Fig. 1. PERK-mediated secretion of proteins under hypoxia.

a Total PERK, eIF2α and P-eIF2α expression in HEK293, LN308 and LN229 cell lines under normoxia or hypoxia. b Active form of ATF6α (50 kDa band) in LN308, under hypoxia for 24, 48 and 72 h. EEF2 was used as a loading control. c Relative mRNA levels of XBP1s as determined by qRT-PCR in LN308 and LN229 cell lines under hypoxia (48 h). NDRG1 was taken as a positive control for hypoxia induction. EEF2 was used as housekeeping gene.
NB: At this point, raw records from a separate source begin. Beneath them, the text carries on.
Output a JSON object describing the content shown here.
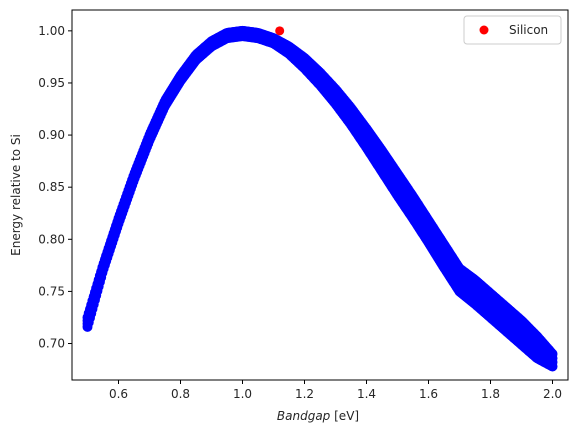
{
  "chart_data": {
    "type": "scatter",
    "xlabel_italic": "Bandgap",
    "xlabel_unit": "[eV]",
    "ylabel": "Energy relative to Si",
    "xlim": [
      0.45,
      2.05
    ],
    "ylim": [
      0.665,
      1.02
    ],
    "xticks": [
      0.6,
      0.8,
      1.0,
      1.2,
      1.4,
      1.6,
      1.8,
      2.0
    ],
    "xtick_labels": [
      "0.6",
      "0.8",
      "1.0",
      "1.2",
      "1.4",
      "1.6",
      "1.8",
      "2.0"
    ],
    "yticks": [
      0.7,
      0.75,
      0.8,
      0.85,
      0.9,
      0.95,
      1.0
    ],
    "ytick_labels": [
      "0.70",
      "0.75",
      "0.80",
      "0.85",
      "0.90",
      "0.95",
      "1.00"
    ],
    "legend_position": "top-right",
    "series": [
      {
        "marker_color": "#0000ff",
        "x": [
          0.5,
          0.55,
          0.6,
          0.65,
          0.7,
          0.75,
          0.8,
          0.85,
          0.9,
          0.95,
          1.0,
          1.05,
          1.1,
          1.15,
          1.2,
          1.25,
          1.3,
          1.35,
          1.4,
          1.45,
          1.5,
          1.55,
          1.6,
          1.65,
          1.7,
          1.75,
          1.8,
          1.85,
          1.9,
          1.95,
          2.0
        ],
        "y_upper": [
          0.725,
          0.775,
          0.82,
          0.862,
          0.9,
          0.933,
          0.957,
          0.977,
          0.99,
          0.998,
          1.0,
          0.998,
          0.993,
          0.985,
          0.974,
          0.96,
          0.944,
          0.926,
          0.906,
          0.885,
          0.863,
          0.841,
          0.818,
          0.795,
          0.772,
          0.761,
          0.748,
          0.735,
          0.722,
          0.707,
          0.69
        ],
        "y_lower": [
          0.716,
          0.77,
          0.815,
          0.857,
          0.895,
          0.928,
          0.952,
          0.972,
          0.985,
          0.993,
          0.995,
          0.993,
          0.988,
          0.978,
          0.964,
          0.948,
          0.93,
          0.91,
          0.888,
          0.865,
          0.842,
          0.82,
          0.797,
          0.773,
          0.75,
          0.738,
          0.725,
          0.712,
          0.699,
          0.686,
          0.678
        ]
      },
      {
        "name": "Silicon",
        "marker_color": "#ff0000",
        "x": [
          1.12
        ],
        "y": [
          1.0
        ]
      }
    ]
  }
}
Data are normalized to the respective normoxic conditions and are represented as the mean of three independent experiments ± SEM (T test: **p value < 0.01). N normoxia, H hypoxia. d Total XBP1s mRNA transcripts in HEK293 and LN308 cells treated with hypoxia for 24, 48, 72 h. β-actin was used as a housekeeping gene. e Total P-IRE1α species immunoprecipitated using P-IRE1α antibody from HEK293 and LN308 cells treated with hypoxia for 48 h. f Volcano plot representing the regulated secretory proteins from LN308 glioblastoma cells under hypoxic conditions for 72 h without (left) and with PERK inhibitor (GSK2606414; right). The data are represented as the mean of three independent replicates. The significant p value cut-off was set at 0.05.